Sur les deux premiers points, l’opération française « conduite en catimini et sans concertation est très mal engagée ». Quant aux trois dernières conditions, « aucune n’est remplie en France pour le moment, pas plus que n’est réglée la question de la pertinence des seuils choisis par la DEPP »*.
Pédagogie officielle, management autoritaire
On comprend que Goigoux s’inquiète, « à la lecture de la circulaire de rentrée et à l’écoute des formations nationales dispensées aux cadres », que soit mise en place « une sorte de pédagogie officielle ». Plus encore, il constate que pour imposer ce modèle et veiller à ce que sur le terrain tout soit parfaitement suivi et respecté, une chaine de commande très verticale est savamment organisée : « Le ministère a choisi un mode de management autoritaire. Circulaires et livrets oranges se multiplient (4 nouveaux sont annoncés pour la rentrée prochaine), les ressources de la DEGSCO deviennent des feuilles de route obligatoires, les inspecteurs sont priés d’aller vérifier dans chaque CP dédoublé que les directives sont bien mises en œuvre, les récalcitrants sont menacés. Cette caporalisation touche aussi les équipes de circonscription : la formation continue ne sert plus qu’à exposer les directives nationales, les diaporamas à projeter sont fournis par la DGESCO, aucune réflexion critique n’est prévue au programme. Le dernier dispositif de formation de cadres départementaux sur la maternelle a été élaboré au plan national et diffusé clés-en-main dans toutes les académies : le choix des vidéos à montrer, le temps alloué aux travaux de groupes et les questions à poser à l’auditoire, tout était prédéfini et devait être appliqué scrupuleusement. Les DASEN, sermonnés par les recteurs, font à leur tour pression sur les IEN qui sont tous convoqués pour écouter la bonne parole délivrée par les affidés du ministre à l’IH2EF à Poitiers. Les intervenants choisis par le MEN sont toujours les mêmes et répètent inlassablement les mêmes choses ; les chercheurs critiques sont black-listés ».

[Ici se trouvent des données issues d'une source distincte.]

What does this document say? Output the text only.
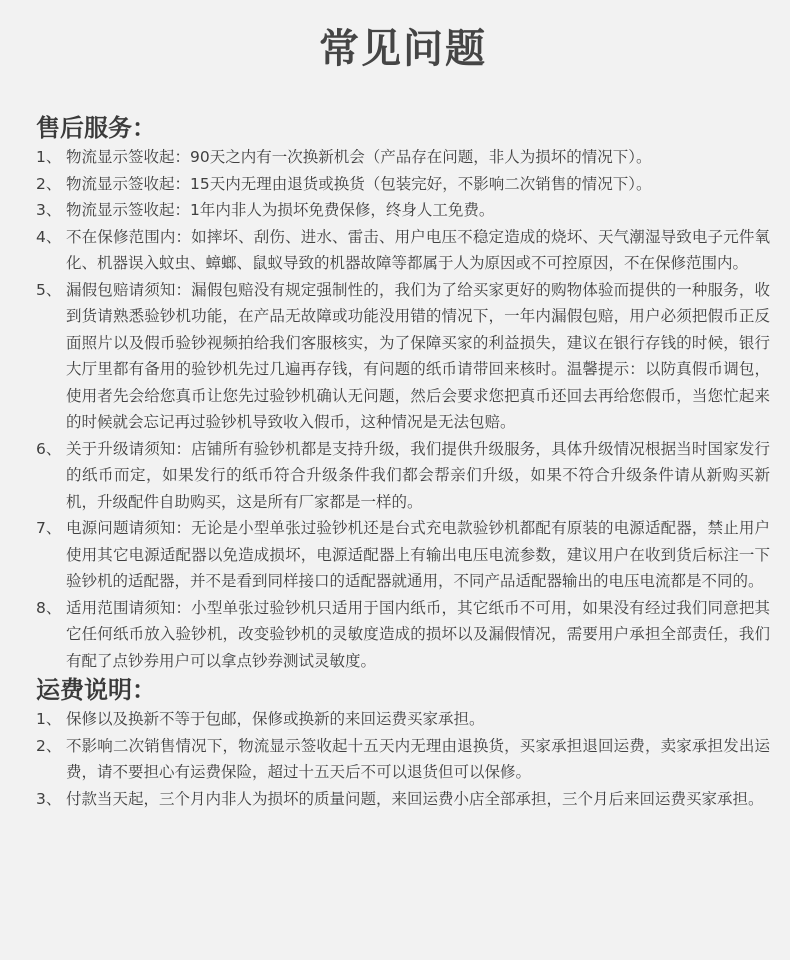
常见问题
售后服务：
1、 物流显示签收起：90天之内有一次换新机会（产品存在问题，非人为损坏的情况下）。
2、 物流显示签收起：15天内无理由退货或换货（包装完好，不影响二次销售的情况下）。
3、 物流显示签收起：1年内非人为损坏免费保修，终身人工免费。
4、 不在保修范围内：如摔坏、刮伤、进水、雷击、用户电压不稳定造成的烧坏、天气潮湿导致电子元件氧化、机器误入蚊虫、蟑螂、鼠蚁导致的机器故障等都属于人为原因或不可控原因，不在保修范围内。
5、 漏假包赔请须知：漏假包赔没有规定强制性的，我们为了给买家更好的购物体验而提供的一种服务，收到货请熟悉验钞机功能，在产品无故障或功能没用错的情况下，一年内漏假包赔，用户必须把假币正反面照片以及假币验钞视频拍给我们客服核实，为了保障买家的利益损失，建议在银行存钱的时候，银行大厅里都有备用的验钞机先过几遍再存钱，有问题的纸币请带回来核时。温馨提示：以防真假币调包，使用者先会给您真币让您先过验钞机确认无问题，然后会要求您把真币还回去再给您假币，当您忙起来的时候就会忘记再过验钞机导致收入假币，这种情况是无法包赔。
6、 关于升级请须知：店铺所有验钞机都是支持升级，我们提供升级服务，具体升级情况根据当时国家发行的纸币而定，如果发行的纸币符合升级条件我们都会帮亲们升级，如果不符合升级条件请从新购买新机，升级配件自助购买，这是所有厂家都是一样的。
7、 电源问题请须知：无论是小型单张过验钞机还是台式充电款验钞机都配有原装的电源适配器，禁止用户使用其它电源适配器以免造成损坏，电源适配器上有输出电压电流参数，建议用户在收到货后标注一下验钞机的适配器，并不是看到同样接口的适配器就通用，不同产品适配器输出的电压电流都是不同的。
8、 适用范围请须知：小型单张过验钞机只适用于国内纸币，其它纸币不可用，如果没有经过我们同意把其它任何纸币放入验钞机，改变验钞机的灵敏度造成的损坏以及漏假情况，需要用户承担全部责任，我们有配了点钞券用户可以拿点钞券测试灵敏度。
运费说明：
1、 保修以及换新不等于包邮，保修或换新的来回运费买家承担。
2、 不影响二次销售情况下，物流显示签收起十五天内无理由退换货，买家承担退回运费，卖家承担发出运费，请不要担心有运费保险，超过十五天后不可以退货但可以保修。
3、 付款当天起，三个月内非人为损坏的质量问题，来回运费小店全部承担，三个月后来回运费买家承担。
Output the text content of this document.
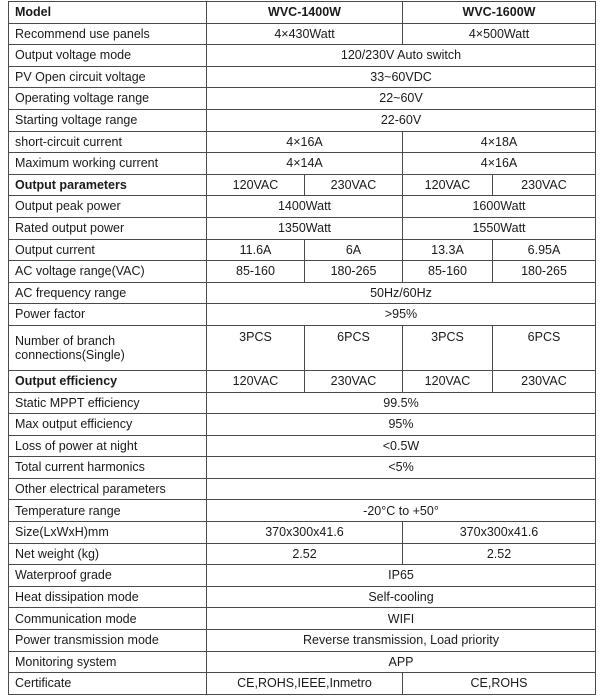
Model	WVC-1400W		WVC-1600W	
Recommend use panels	4×430Watt		4×500Watt	
Output voltage mode	120/230V Auto switch			
PV Open circuit voltage	33~60VDC			
Operating voltage range	22~60V			
Starting voltage range	22-60V			
short-circuit current	4×16A		4×18A	
Maximum working current	4×14A		4×16A	
Output parameters	120VAC	230VAC	120VAC	230VAC
Output peak power	1400Watt		1600Watt	
Rated output power	1350Watt		1550Watt	
Output current	11.6A	6A	13.3A	6.95A
AC voltage range(VAC)	85-160	180-265	85-160	180-265
AC frequency range	50Hz/60Hz			
Power factor	>95%			
Number of branch connections(Single)	3PCS	6PCS	3PCS	6PCS
Output efficiency	120VAC	230VAC	120VAC	230VAC
Static MPPT efficiency	99.5%			
Max output efficiency	95%			
Loss of power at night	<0.5W			
Total current harmonics	<5%			
Other electrical parameters				
Temperature range	-20°C to +50°			
Size(LxWxH)mm	370x300x41.6		370x300x41.6	
Net weight (kg)	2.52		2.52	
Waterproof grade	IP65			
Heat dissipation mode	Self-cooling			
Communication mode	WIFI			
Power transmission mode	Reverse transmission, Load priority			
Monitoring system	APP			
Certificate	CE,ROHS,IEEE,Inmetro		CE,ROHS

En un mot comme en cent : « Le ministère employeur veut pouvoir décider ce qu’il est bon d’enseigner et comment ».
Pour cela, il est fondamental de prouver que ce qu’on veut faire est indiscutable, donc d’apporter une caution scientifique à sa politique, de l’asseoir sur des preuves rationnelles. D’où la création du Conseil scientifique de l’éducation nationale (CSEN) mis en place par le ministre. Mais lorsqu’on y regarde de plus près, dit Goigoux, « bon nombre d’injonctions officielles ne sont justifiées par aucune donnée probante ou sont publiées avant même que les groupes de travail du CSEN rendent leurs conclusions (par exemple, sur les manuels). De plus, le MEN ne reprend les arguments de son propre conseil scientifique que lorsqu’ils l’arrangent (il ignore ceux qui touchent au redoublement, aux rythmes scolaires, à la limitation des effectifs à 24…). Bref, les scientifiques sont utilisés pour cautionner les grands choix ministériels, parfois à leur insu, parfois en échange de la promotion de leurs travaux ». « Comme il n’existe quasiment aucune étude de ce type disponible en France sur les sujets jugés prioritaires, le MEN bluffe, procède à des approximations ou transpose de manière hasardeuse des résultats de recherche produits à l’étranger dans des contextes scolaires très différents ».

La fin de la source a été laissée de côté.